A scenario where we have millions of records saved in database, currently I was using dynamodb for saving metadata(and also do write, update and delete operations on objects), S3 for storing files(eg: files can be images, where its associated metadata is stored in dynamoDb) and elasticsearch for indexing and searching. But due to dynamodb limit of 400kb for a row(a single object), it was not sufficient for data to be saved. I thought about saving for an object in different versions in dynamodb itself, but it would be too complicated.
So I was thinking for replacement of dynamodb with some better storage:
AWS DocumentDb
S3 for saving metadata also, along with object files
So which one is better option among both in your opinion and why, which is also cost effective. (Also easy to sync with elasticsearch, but this ES syncing is not much issue as somehow it is possible for both)

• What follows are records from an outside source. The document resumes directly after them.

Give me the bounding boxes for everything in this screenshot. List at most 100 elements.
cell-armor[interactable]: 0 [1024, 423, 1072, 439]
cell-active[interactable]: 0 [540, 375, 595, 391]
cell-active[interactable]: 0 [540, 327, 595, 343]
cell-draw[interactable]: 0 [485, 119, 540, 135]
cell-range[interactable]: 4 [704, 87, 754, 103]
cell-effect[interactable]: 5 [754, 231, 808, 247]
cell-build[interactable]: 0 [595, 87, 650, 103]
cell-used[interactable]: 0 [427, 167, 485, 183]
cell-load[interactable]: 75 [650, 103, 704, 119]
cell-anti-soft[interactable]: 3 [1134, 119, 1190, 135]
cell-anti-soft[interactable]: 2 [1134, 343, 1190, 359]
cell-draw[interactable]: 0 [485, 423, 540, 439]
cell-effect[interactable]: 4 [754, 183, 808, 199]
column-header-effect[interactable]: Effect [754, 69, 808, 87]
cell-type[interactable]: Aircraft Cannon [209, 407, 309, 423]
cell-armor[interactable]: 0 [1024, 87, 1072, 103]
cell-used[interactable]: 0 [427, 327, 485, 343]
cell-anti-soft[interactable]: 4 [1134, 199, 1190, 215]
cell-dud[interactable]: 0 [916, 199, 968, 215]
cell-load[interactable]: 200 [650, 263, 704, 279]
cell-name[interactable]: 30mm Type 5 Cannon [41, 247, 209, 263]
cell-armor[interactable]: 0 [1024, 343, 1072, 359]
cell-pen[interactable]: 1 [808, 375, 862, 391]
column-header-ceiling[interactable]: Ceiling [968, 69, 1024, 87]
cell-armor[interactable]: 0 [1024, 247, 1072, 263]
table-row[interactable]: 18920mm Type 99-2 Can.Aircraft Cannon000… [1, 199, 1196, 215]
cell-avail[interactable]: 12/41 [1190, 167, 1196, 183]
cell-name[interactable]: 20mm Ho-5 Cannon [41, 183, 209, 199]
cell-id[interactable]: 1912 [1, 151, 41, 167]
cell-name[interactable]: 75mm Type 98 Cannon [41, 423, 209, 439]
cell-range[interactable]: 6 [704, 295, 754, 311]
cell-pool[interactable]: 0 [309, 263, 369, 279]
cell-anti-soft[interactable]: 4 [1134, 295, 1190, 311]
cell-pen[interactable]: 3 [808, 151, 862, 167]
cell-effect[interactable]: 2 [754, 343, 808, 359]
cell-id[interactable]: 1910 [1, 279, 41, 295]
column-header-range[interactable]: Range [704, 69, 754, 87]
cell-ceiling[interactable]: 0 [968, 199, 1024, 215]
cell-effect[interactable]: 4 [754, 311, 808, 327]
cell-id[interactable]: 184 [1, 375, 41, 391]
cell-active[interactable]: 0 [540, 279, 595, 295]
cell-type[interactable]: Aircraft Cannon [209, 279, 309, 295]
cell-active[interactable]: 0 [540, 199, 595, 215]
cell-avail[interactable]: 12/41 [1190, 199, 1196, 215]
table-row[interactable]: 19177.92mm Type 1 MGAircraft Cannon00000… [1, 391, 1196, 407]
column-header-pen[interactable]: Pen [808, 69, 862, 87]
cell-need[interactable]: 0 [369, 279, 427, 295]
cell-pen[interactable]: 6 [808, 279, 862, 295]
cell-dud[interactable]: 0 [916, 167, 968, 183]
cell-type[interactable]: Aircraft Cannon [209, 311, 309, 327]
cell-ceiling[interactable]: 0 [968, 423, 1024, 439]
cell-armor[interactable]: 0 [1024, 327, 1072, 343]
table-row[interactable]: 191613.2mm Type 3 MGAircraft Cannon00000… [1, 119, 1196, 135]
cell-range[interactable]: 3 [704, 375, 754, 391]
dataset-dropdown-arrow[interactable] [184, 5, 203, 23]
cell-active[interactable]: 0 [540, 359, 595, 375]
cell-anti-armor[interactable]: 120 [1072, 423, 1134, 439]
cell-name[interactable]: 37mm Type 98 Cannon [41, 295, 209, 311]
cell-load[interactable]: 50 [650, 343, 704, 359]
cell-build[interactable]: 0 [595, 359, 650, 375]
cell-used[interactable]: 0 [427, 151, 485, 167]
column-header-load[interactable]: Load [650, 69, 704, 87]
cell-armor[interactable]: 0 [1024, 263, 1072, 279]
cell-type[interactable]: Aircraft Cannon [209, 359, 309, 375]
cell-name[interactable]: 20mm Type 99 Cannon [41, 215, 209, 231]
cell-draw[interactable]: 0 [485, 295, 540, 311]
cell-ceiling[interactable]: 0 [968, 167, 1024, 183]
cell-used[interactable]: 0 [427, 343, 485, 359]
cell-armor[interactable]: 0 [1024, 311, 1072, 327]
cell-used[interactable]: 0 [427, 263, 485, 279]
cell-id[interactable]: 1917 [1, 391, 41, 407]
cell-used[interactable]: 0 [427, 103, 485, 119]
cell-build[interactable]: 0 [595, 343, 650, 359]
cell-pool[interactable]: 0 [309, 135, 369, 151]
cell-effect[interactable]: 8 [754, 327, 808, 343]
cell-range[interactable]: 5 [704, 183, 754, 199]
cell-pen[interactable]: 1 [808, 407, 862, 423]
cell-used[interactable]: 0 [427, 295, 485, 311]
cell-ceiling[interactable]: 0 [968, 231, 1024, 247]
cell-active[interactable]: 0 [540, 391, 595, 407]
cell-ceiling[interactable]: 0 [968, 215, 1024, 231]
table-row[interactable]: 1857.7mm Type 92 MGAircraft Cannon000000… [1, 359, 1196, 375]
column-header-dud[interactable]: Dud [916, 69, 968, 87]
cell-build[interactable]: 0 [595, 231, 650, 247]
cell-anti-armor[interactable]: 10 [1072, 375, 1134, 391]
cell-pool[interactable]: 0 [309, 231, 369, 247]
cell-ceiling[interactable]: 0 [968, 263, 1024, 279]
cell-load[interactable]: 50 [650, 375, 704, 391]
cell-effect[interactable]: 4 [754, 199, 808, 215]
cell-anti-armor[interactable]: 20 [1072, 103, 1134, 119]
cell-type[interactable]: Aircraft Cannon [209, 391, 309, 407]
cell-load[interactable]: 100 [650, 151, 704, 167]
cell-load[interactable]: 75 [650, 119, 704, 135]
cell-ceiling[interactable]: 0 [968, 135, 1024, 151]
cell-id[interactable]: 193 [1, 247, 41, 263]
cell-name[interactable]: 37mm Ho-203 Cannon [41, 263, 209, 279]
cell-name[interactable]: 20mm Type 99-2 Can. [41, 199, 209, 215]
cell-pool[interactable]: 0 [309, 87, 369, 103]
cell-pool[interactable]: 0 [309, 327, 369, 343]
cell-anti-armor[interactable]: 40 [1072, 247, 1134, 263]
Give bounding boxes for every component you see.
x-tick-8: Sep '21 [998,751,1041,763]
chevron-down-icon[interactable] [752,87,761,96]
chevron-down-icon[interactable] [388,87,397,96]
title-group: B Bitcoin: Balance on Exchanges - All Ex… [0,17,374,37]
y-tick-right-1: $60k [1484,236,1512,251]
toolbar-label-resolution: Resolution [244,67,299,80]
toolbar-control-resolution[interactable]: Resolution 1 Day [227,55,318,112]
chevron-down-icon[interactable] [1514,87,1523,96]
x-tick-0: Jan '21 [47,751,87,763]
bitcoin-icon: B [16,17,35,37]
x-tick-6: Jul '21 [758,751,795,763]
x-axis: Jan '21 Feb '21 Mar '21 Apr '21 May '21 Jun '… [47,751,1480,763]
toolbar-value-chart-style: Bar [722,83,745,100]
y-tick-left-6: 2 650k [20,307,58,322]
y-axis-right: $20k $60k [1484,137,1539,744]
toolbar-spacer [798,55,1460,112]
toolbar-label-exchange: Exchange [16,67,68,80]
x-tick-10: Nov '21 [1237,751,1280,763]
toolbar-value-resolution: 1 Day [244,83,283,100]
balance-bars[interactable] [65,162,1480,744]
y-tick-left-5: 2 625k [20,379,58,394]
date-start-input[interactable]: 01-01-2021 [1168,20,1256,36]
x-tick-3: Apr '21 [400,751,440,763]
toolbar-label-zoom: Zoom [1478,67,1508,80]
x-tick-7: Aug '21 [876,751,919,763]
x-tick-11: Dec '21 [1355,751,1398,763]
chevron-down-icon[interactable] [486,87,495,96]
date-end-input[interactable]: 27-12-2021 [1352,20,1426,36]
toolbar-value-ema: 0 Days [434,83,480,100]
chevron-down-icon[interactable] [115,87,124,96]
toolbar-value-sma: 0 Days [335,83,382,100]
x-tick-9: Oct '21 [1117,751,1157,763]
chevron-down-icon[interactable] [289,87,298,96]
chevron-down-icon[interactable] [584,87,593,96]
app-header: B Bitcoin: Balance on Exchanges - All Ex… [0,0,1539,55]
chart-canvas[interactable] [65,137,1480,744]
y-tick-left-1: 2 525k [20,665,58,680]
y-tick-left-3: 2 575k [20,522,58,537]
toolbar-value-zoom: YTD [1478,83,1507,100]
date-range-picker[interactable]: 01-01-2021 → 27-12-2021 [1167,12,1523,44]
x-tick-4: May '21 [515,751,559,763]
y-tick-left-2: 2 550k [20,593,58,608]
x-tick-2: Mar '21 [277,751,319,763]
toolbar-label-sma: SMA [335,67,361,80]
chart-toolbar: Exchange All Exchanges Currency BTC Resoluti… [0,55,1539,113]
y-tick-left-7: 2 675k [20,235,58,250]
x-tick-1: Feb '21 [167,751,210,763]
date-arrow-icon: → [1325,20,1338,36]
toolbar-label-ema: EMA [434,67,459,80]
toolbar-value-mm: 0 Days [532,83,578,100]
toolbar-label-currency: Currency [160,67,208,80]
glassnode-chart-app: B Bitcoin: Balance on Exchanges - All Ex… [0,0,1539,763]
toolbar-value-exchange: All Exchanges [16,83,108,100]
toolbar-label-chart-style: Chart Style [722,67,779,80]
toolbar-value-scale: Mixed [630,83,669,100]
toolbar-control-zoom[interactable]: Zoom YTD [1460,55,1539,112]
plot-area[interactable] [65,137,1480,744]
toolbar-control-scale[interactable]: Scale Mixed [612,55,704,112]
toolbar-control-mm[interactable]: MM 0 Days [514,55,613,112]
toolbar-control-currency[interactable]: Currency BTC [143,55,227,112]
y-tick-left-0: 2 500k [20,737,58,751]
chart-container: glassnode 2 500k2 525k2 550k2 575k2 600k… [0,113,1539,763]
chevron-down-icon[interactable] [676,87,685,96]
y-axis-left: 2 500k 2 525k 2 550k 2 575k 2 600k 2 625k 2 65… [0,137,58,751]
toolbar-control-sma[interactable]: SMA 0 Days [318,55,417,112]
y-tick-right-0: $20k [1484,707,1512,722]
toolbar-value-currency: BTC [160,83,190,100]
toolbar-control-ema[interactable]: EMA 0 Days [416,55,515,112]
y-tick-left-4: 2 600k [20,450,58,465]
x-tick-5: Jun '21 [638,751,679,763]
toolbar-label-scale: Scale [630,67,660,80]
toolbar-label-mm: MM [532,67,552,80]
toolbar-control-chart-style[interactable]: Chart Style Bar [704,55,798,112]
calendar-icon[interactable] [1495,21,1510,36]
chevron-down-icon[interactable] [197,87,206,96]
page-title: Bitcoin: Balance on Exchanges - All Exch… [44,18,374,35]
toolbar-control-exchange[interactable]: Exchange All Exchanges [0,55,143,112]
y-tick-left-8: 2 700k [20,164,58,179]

If you have any other better suggestions than these two you can also tell me those.
I would suggest looking at DocumentDB over Amazon S3 based on your use case for the following reasons:
Pricing of storing the data would be $0.023 for standard and $0.0125 for infrequent access per GB per month (whereas Document DB is $0.10per GB-month), depending on your size this could add up greatly. If you use IA be aware that your costs for retrieval could add up greatly.
Whilst you would not directly get the data down you would use either Athena or S3 Select to filter. Depending on the data size being queried it would take from a few seconds to possibly minutes (not the milliseconds you requested).
For unstructured data storage in S3 and the querying technologies around it are more targeted at a data lake used for analysis. Whereas DocumentDB is more driven for performance within live applications (it is a MongoDB compatible data store after all).